La débâcle alliée et l’opération Dynamo
À la fin du mois de mai 1940, près de 400 000 soldats britanniques, français et belges sont regroupés à Dunkerque. Face à l’avancée allemande, le commandement britannique décide d’organiser une évacuation maritime afin de sauver le maximum d’hommes. L’opération Dynamo débute le 26 mai 1940 sous la direction de l’amiral Bertram Ramsay depuis les locaux de la marine britannique installés dans le château de Douvres.
Jusqu’au 4 juin 1940, près de 338 000 soldats alliés sont évacués vers la Grande-Bretagne. Cette opération constitue un immense succès logistique, mais elle ne doit pas masquer la réalité militaire : l’armée alliée est vaincue en France et abandonne une grande partie de son équipement lourd derrière elle.

Le choix de Christopher Nolan : une guerre vécue par les soldats
La terre, qui correspond à une semaine, suit les soldats britanniques qui cherchent à rejoindre les bateaux d’évacuation. Le personnage de Tommy représente le soldat anonyme, confronté à l’attente, à la peur et à l’incertitude.
La mer, qui se déroule sur une journée, raconte la mobilisation des civils britanniques appelés à traverser la Manche avec leurs embarcations pour participer au sauvetage.
Les airs, qui se déroulent sur une heure, suivent les pilotes de la Royal Air Force chargés de protéger l’évacuation face à l’aviation allemande.
Cette construction particulière permet de restituer l’expérience psychologique de la guerre : l’attente interminable, la vulnérabilité des soldats et la sensation d’être dépassé par les événements.

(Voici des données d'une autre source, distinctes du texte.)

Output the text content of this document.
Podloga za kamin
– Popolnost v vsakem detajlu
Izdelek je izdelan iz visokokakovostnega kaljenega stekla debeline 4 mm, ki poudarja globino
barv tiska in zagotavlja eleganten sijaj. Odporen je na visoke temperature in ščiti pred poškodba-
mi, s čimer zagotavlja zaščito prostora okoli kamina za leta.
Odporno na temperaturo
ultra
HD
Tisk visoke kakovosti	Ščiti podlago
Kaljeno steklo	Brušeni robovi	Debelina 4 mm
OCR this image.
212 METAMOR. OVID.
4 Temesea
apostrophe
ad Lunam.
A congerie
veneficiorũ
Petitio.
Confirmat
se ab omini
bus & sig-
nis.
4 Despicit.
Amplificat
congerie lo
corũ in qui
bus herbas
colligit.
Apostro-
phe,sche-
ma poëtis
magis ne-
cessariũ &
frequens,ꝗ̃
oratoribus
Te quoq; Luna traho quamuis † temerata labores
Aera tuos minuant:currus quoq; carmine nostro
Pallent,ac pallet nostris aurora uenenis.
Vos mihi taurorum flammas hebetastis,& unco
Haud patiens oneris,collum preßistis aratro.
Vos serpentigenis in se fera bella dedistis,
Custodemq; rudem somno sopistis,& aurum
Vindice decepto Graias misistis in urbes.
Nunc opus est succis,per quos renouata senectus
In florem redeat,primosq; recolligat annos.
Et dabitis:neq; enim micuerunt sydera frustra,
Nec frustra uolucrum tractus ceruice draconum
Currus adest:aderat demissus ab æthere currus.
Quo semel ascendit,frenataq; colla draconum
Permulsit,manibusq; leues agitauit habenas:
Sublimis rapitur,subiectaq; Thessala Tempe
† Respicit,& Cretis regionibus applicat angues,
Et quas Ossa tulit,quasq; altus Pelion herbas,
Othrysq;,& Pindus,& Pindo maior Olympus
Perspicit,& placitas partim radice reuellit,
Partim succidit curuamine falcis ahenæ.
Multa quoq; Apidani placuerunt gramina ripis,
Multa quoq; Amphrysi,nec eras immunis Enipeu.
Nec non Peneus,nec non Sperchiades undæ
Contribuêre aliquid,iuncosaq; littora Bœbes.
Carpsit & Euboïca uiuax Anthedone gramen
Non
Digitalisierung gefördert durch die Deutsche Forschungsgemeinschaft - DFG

Une représentation particulière de la défaite
Les soldats représentés ne cherchent pas à conquérir un territoire ou à vaincre l’ennemi : leur objectif est simplement de survivre et de rentrer chez eux. Cette approche explique l’absence presque totale de l’armée allemande à l’écran. L’ennemi existe surtout comme une menace invisible, à travers les bombardements et les attaques aériennes.
Ce choix permet à Nolan de montrer la guerre comme une expérience de peur et d’attente plutôt que comme une succession d’affrontements héroïques.
Le rôle des civils et les limites de la représentation historique
Cependant, leur rôle doit être replacé dans son contexte : l’évacuation repose principalement sur l’action de la marine britannique et sur une organisation militaire complexe. Les embarcations civiles ont joué un rôle important, mais elles ne représentent qu’une partie de l’opération.
Le film accorde également une place limitée aux soldats français. Pourtant, leur rôle dans l’opération Dynamo est essentiel. Les forces françaises défendent le périmètre autour de Dunkerque et permettent aux Britanniques de gagner un temps précieux pour organiser l’évacuation. Plusieurs dizaines de milliers de soldats français sont également évacués vers l’Angleterre avant de poursuivre le combat ou d’être finalement renvoyés en France après l’armistice.
Cette absence relative des Français s’explique en partie par le choix narratif de Nolan, qui adopte principalement le point de vue britannique, mais elle constitue une simplification historique importante.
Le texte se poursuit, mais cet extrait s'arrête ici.